First, I will discuss the context of the passage within De beneficiis that demonstrates Seneca’s concerns with the themes of self-knowledge and self-delusion within systems of absolute power. With this context in mind, I will then examine how Seneca’s narration emphasizes the mirroring of Julia and Augustus and the implications for the Principate. The setting of her activities at night underlines the inauthenticity of Julia’s daytime persona as model wife and daughter, aligning with Seneca’s propensity in his prose work to reveal the personae of those in the imperial court as mask-like and false (Bartsch 2006). Seneca claims that the location of Julia’s adultery was in the forum, on the speaker’s platform, and that she turned to prostitution at the statue of Marsyas. Following Edwards’ (1993) and Syme’s (1939) observation that the statue of Marsyas was associated with libertas in the Roman imagination and that Julia represents the perversion of libertas under the Principate, I will argue that the accusation of prostitution at this specific location allows Seneca to underline the dangers involved in acquiring self-knowledge during the Neronian Principate. I follow Adams (1983) who notes that quaestuaria is a synonym for meretrix, and I suggest that Seneca does intend to make the accusation and that his choice of word for prostitute allows him to emphasize the greed involved in her actions.
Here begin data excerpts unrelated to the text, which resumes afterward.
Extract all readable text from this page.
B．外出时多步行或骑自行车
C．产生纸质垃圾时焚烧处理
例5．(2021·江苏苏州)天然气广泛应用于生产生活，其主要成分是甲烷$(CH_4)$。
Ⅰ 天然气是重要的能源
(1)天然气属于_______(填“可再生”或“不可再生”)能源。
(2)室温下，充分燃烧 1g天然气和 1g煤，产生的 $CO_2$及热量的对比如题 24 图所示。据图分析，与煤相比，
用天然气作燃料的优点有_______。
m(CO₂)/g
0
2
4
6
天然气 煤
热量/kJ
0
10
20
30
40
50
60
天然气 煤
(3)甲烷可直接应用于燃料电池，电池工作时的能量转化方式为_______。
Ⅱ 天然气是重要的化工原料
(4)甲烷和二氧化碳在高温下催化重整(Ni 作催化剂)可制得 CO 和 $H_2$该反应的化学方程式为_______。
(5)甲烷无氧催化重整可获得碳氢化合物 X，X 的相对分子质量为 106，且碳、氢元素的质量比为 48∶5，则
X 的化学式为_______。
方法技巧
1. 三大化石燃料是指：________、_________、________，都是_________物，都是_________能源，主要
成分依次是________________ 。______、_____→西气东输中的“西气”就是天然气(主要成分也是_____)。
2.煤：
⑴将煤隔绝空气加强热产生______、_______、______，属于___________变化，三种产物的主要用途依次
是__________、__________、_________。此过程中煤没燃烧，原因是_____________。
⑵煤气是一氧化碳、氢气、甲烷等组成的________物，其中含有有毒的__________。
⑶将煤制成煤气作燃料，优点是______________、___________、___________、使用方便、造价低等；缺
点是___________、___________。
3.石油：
Finally, I will examine Seneca’s critique of Augustus’ reaction to discovering Julia’s crimes, and I will argue that Seneca demonstrates the self-deception inherent in the position of princeps and the Principate itself. When Augustus is shown the mirror of the Principate through Julia’s behavior, he reacts with uncontrollable anger (parum potens irae), which flags the princeps’ inability to acquire self-knowledge. Seneca’s narration of Julia’s banishment allows him to investigate the issues of visuality and its relationship to self-knowledge that he was grappling with during the Neronian Principate.